Поздний октябрь, оранжевый внизу и голубой вверху — хлебные элеваторы словно столбики белых покерных фишек и высокая серебристая водонапорная башня, как-то вечером приниженная татуировкой, которой ее украсил выпускной класс школы Джорджа У. Норриса. Пониже элеваторов и башни — оголенные вершины деревьев, чьи серые сучья все еще воздеты в безмолвной аллилуйе, а желтые листья жмутся к станционной ограде и послушными овцами бегут по тротуарам, подгоняемые пастухом-ветром.
Или январь, когда снегопады перегораживают равнину, выбеливают шоссе, и рощи, и пастбища, пока все не сливается в единый широкий простор, а окна покрываются ледяными узорами, и хромой малыш Нордстромов кое-как бредет через снег, проваливаясь чуть ли не по пояс, такой беспомощный в жесткой скорлупе меховой курточки и шапки, вроде бы лиловой, но теперь снежной, и падает, и не может встать, пока девчушка Шумахеров на застекленной веранде ложкой во рту и миской кукурузных хлопьев на коленях не говорит деловито: «А там мальчик!» — и ее мать не поворачивается поглядеть ка тротуар.

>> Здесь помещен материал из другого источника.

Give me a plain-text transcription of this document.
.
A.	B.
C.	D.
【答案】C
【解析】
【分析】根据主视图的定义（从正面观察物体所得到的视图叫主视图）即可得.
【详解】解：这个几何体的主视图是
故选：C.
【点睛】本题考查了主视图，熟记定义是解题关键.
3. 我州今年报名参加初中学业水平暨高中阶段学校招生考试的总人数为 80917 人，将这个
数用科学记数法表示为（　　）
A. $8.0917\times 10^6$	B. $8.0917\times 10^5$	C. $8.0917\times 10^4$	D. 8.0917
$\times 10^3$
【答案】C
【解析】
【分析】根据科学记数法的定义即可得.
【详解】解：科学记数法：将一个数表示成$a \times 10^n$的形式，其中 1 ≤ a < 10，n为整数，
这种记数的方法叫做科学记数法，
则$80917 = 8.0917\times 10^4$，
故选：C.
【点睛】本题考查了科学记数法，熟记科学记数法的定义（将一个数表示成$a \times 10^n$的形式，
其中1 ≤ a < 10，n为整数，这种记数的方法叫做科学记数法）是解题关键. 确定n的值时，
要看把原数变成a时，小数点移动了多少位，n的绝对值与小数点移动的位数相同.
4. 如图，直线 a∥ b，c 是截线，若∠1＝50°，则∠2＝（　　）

Дома большие, белые, двухэтажные, каждый в близком родстве с соседним — на чердаках гнездятся голуби, в окнах верхнего этажа двойные рамы с зелеными стеклами, зеленая застекленная веранда, обставленная мягкой мебелью, точно гостиная, или превращенная в спальню подростка, который затем станет военным моряком и будет жить на корабле, один из экипажа, численностью превосходящего население его родного городка, среди серых вод, вздымающихся волнами, как поля кукурузы, свеклы, сои, пшеницы, остающиеся здесь и зовущие на своем языке: «Останься!» Дома, отвернувшиеся от вечной земли к преходящему, чинно примостились друг против друга, точно нарядные детишки, приглашенные на день рождения днем, и родители посматривают на них с надеждой и радужными чаяниями. Разросшиеся ильмы и платаны крадут солнечный свет у газонов, сохраняющих из-за них снежные оборки до первой недели апреля. На задних дворах колышутся сохнущие белые простыни, пришпиленные к туго натянутой проволоке, участки с клумбами разделены живыми изгородями из дикого зеленого и лилового винограда или мелкоячеистой металлической сеткой. Плодовые деревья посажены так тесно, что под ветром их ветки переплетаются. Яблоки и вишни осыпаются, гниют в сладости, пока от них не остаются только бурые бугорки, но груши не уступают ветру и лишь когда подвядают, как стручки перца, их страсти и печали снискивают надлежащее внимание, и они исчезают с веток.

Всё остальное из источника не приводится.